An exercise meant to determine illegal migrants in Assam, has turned into a political controversy with both the Opposition parties and the ruling BJP accusing each other of playing politics over the issue. In an interview to Yojna Gusai, Rajya Sabha’s nominated member and RSS thinker Rakesh Sinha calls Mamata Banerjee a “Naxalite” and says the Opposition is trying to give a communal colour to the Supreme Court-monitored exercise.
The NRC seems to be the latest bone of contention between the government and the Opposition parties. The Opposition parties have accused the government and the ruling party of indulging in “divide and rule” policy through it and also threatened that it could lead to a “civil war”.

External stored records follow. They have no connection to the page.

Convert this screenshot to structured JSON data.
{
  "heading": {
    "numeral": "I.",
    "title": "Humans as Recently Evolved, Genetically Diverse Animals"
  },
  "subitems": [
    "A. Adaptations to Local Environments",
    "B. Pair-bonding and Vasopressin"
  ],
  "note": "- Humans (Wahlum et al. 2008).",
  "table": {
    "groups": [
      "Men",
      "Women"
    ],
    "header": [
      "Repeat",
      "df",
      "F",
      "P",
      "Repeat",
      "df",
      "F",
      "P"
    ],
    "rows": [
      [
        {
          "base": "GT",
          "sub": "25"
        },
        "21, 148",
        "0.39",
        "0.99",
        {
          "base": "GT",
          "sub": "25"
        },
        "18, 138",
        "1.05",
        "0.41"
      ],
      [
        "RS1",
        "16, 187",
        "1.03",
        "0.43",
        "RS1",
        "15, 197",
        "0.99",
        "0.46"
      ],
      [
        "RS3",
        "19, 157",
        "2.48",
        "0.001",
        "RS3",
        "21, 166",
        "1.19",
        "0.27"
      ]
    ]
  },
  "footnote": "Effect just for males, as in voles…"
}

The Opposition has been blatantly indulging in distortion of facts and propagating misinformation systematically for the sake of vote-bank politics. By doing this, they are protecting and patronising infiltrators. In fact, West Bengal chief minister Mamata Banerjee is betraying her own commitment, which she had so vehemently demonstrated in Parliament in 2005. Ms Banerjee also crossed a line by threatening a “civil war”. By this threat, she has identified infiltrators with Indian Muslims when the entire issue of NRC is “Indians vs foreigners” and these foreigners can be of any religion. Everyone knows that a civil war is a direct attack on the Constitution of India and it is for the first time in the history of independent and modern India that a person holding a constitutional post spoke like a Naxalite.
Why do you call her a Naxalite?
She is a power-hungry politician who is also ultra ambitious. Ms Banerjee is trying to grab the Opposition space which is witnessing a vacuum. Her intention is to emerge as the Leader of the Opposition bloc as Congress president Rahul Gandhi has failed to take that position. However, she is in delusion of her aggressiveness and even other Opposition parties have realised that she is unfit for governance and the evidence is the state of West Bengal.

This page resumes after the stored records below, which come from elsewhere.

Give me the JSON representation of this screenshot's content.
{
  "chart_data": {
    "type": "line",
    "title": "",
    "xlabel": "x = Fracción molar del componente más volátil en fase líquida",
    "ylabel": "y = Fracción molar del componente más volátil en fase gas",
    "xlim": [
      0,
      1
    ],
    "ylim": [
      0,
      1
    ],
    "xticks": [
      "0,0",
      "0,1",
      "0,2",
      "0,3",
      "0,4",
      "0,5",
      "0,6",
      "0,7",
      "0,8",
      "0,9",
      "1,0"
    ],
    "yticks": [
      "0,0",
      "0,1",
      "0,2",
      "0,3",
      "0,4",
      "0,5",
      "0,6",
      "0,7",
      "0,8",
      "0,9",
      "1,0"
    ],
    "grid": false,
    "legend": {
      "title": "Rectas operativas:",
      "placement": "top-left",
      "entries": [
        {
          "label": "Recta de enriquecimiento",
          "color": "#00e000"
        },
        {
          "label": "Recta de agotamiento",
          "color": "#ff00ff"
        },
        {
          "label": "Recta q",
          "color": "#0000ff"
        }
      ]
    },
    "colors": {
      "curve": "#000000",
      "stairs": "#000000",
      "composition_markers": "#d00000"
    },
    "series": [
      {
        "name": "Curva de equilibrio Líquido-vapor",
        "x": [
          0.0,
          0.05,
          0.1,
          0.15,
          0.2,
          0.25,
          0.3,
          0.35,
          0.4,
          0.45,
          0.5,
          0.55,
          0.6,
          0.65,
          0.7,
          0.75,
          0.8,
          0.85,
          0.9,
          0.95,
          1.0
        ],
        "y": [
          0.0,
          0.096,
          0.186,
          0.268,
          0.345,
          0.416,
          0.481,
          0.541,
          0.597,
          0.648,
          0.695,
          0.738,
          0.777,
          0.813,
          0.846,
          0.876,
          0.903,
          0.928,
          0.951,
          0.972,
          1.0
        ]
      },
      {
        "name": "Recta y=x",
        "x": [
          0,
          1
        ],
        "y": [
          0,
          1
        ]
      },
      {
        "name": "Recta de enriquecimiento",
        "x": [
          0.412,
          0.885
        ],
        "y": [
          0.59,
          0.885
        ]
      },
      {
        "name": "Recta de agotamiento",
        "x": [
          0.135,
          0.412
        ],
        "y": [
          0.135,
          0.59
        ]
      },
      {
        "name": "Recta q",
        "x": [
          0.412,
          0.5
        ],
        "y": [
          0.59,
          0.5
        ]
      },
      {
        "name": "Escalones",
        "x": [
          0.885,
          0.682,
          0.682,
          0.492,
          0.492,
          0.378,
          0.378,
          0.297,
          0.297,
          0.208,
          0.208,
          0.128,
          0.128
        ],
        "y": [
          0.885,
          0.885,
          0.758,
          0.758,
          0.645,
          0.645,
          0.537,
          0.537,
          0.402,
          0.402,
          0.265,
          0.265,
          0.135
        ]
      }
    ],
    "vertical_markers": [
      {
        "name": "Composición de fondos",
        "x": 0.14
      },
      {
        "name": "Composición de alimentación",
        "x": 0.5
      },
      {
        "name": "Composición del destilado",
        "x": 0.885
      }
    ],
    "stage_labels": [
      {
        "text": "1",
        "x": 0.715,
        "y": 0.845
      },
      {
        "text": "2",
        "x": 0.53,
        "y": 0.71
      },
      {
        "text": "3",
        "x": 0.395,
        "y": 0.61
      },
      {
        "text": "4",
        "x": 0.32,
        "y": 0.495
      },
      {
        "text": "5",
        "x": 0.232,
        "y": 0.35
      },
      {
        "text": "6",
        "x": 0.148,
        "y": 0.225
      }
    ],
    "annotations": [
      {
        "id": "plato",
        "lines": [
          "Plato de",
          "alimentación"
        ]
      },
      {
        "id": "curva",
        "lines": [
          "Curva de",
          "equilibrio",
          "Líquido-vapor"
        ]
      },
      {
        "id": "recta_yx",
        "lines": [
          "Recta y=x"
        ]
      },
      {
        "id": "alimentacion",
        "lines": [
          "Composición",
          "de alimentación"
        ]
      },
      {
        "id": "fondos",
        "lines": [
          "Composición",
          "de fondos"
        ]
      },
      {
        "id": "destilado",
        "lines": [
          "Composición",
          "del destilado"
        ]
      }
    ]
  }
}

She came to New Delhi to project herself as the leader of Indian Muslim and misused an issue whose only aim is to find out who are the real citizens of this country. She openly threatened of a civil war, and surprisingly, no Opposition party objected to it; not even the Left parties who miss no opportunity to say “Constitution is under threat” for small incidents.
Both the Opposition and the BJP have accused each other of playing politics over the issue.
Everyone saw in Parliament who was playing politics. The Rajya Sabha was disrupted and the Trinamul Congress-led Opposition played a destructive role for three days. Almost 10 members from the Opposition parties spoke without interruption from the ruling benches even when they levelled all kinds of allegations and accusations, including against Hindutva and the RSS. They alleged that 2014 was the year when divisive politics began but even then no one from the treasury benches objected, as the issue being discussed was sensitive and very important. But when BJP president Amit Shah began his speech on behalf of the ruling party and placed before the House the legitimate fact that it was the Assam Accord signed by then Prime Minister Rajiv Gandhi which is the soul of the NRC and that the Congress lacked courage to implement it, they started shouting and did not allow Mr Shah to speak.
Did he speak anything which was unparliamentary or was threatening or challenging? Not only did they not allow Mr Shah to finish, they did not even allow home minister Rajnath Singh to speak. Instead, they demanded that the Prime Minister should make a statement. But when finally the home minister replied, nobody could question the government’s stand.
Mr Singh assured the Parliament that no Indian citizen will be left out of the NRC. So all that happened in the House earlier was part of the Trinamul Congress-led Opposition’s strategy to disrupt. But what it proved was that Ms Banerjee has taken the form of an anarchist.
There was a strategy behind Mr Shah not being allowed to keep his party’s view during the debate in the Rajya Sabha?
Absolutely. Mr Shah was placing his party’s stand on the issue for which the Chair had given him the permission. But Opposition members were afraid of his speech as he was very assertive on the ideological dimension and also his clarity on the NRC had exposed the Opposition’s hollow criticism.
No one (Opposition members) mentioned what was the reason behind the NRC and about the agitation, which Assam witnessed in the early 1980s against illegal migrants. No one mentioned about the Assam Accord.
But some BJP members want the NRC to be implemented in other states as well, including West Bengal.
Well, the NRC in Assam is imperative, but it’s more imperative in West Bengal. Due to the Assam agitation of 1980, there has been a growing index of consciousness against the infiltrators and their impact on the state’s demography, culture society and economy.
At least, the Assamese have been able to resist their impact, but in West Bengal, due to protracted patronage by the Congress, the CPI(M) and the Trinamul Congress, the civil society is facing problems with regard to infiltrators and (their) criminal activities. Therefore, the NRC must reach West Bengal, which has become the mother of counter-federalism.